From where I’m standing, it definitely feels like there’s a storm coming. The fact that people will be linking real funds and finances to their accounts, that they’ll be able to buy and sell items through a legitimate channel doesn’t sit well with me, in light of these security concerns- it seems like it just provides extra incentive to break through Blizzard’s security. The worst part about all this is that there’s such a simple solution. I’m not the only one who’s suggested this- not by far- but why not simply implement a protocol in the game that temporarily locks someone out of their account if they start trading all of their equipment-including what their character’s wearing- and gold en masse?
Why don’t they have some sort of notification system set up that tells users when and where they’ve logged in? There’s so much more they could be doing, and the fact that they’re just tossing us an authenticator and going “use this” is almost insulting. In Blizzard’s defense (I’ve been lambasting them for almost a thousand words now) there might not be anything they can do,unless they really are using low-grade encryption.

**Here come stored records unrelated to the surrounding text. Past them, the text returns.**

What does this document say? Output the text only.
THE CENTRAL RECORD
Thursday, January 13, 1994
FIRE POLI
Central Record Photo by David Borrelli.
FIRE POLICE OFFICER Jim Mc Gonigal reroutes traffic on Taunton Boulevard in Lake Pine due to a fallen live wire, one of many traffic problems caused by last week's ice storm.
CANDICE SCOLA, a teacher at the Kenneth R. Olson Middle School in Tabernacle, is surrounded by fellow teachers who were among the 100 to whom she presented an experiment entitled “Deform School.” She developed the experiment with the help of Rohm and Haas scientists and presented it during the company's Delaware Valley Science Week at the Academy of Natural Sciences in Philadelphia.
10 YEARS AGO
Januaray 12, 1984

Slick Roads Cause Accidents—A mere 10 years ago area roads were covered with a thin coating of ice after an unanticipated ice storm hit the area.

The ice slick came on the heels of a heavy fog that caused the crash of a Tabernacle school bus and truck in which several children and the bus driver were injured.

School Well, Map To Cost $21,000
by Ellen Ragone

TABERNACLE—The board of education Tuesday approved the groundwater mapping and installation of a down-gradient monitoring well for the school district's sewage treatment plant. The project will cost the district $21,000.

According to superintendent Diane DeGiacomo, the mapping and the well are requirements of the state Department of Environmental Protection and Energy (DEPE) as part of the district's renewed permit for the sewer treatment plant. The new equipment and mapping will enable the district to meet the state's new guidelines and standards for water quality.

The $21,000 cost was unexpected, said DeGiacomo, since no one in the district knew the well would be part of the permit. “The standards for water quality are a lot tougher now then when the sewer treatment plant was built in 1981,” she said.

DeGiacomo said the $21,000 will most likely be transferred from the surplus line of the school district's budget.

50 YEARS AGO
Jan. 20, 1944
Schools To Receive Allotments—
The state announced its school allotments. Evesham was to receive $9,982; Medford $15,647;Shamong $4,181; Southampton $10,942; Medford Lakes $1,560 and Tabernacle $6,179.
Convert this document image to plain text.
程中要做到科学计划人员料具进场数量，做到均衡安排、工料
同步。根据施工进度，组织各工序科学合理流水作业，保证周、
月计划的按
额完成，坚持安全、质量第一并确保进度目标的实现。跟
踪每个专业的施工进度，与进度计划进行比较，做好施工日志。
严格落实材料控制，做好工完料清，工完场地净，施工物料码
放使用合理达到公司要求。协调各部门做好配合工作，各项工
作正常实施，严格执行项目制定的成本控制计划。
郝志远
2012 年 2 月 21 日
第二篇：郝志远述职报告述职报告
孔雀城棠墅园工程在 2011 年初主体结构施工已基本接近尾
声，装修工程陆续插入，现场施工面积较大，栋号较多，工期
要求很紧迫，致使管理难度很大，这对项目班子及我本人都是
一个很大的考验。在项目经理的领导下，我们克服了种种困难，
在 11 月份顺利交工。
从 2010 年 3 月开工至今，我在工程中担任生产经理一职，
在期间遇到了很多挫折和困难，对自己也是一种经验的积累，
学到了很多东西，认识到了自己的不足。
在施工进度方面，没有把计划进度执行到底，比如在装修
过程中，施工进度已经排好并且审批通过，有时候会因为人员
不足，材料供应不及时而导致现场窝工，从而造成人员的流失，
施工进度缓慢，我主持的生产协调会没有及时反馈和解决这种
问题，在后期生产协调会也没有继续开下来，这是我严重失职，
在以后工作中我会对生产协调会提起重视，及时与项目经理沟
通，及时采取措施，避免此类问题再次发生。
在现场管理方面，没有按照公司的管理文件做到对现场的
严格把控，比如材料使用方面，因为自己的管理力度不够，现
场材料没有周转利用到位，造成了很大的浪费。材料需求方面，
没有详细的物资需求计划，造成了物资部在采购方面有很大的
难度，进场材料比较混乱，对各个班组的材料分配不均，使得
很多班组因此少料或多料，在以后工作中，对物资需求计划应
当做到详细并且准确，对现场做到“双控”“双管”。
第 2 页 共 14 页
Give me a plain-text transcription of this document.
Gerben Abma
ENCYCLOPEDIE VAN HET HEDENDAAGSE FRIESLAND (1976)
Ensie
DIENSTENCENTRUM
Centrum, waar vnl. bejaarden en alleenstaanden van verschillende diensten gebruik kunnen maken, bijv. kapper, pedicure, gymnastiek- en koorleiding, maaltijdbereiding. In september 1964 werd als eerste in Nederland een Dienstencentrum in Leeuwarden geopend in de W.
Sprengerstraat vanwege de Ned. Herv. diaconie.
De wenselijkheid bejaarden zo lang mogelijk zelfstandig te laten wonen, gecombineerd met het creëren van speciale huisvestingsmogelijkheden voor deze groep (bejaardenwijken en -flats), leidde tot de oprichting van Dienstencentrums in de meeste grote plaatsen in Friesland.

For all we know, there could be a grain of truth to what they’re saying- gold farming’s always been big business, after all, and it’s not inconceivable to think that a large corporation, even if an illegitimate one, might have access to advanced password cracking techniques. But if so, why aren’t more accounts being sold? Why aren’t they going straight after the Battle.net accounts to mine them for information? Why aren’t they changing the passwords and personal information to lock users out of their accounts? Why do they just take items, when they could take so much more?
If they’re going to saddle us with shoddy DRM that forces us to remain connected to the Internet, the least they could do is ensure that their interests aren’t the only ones being protected.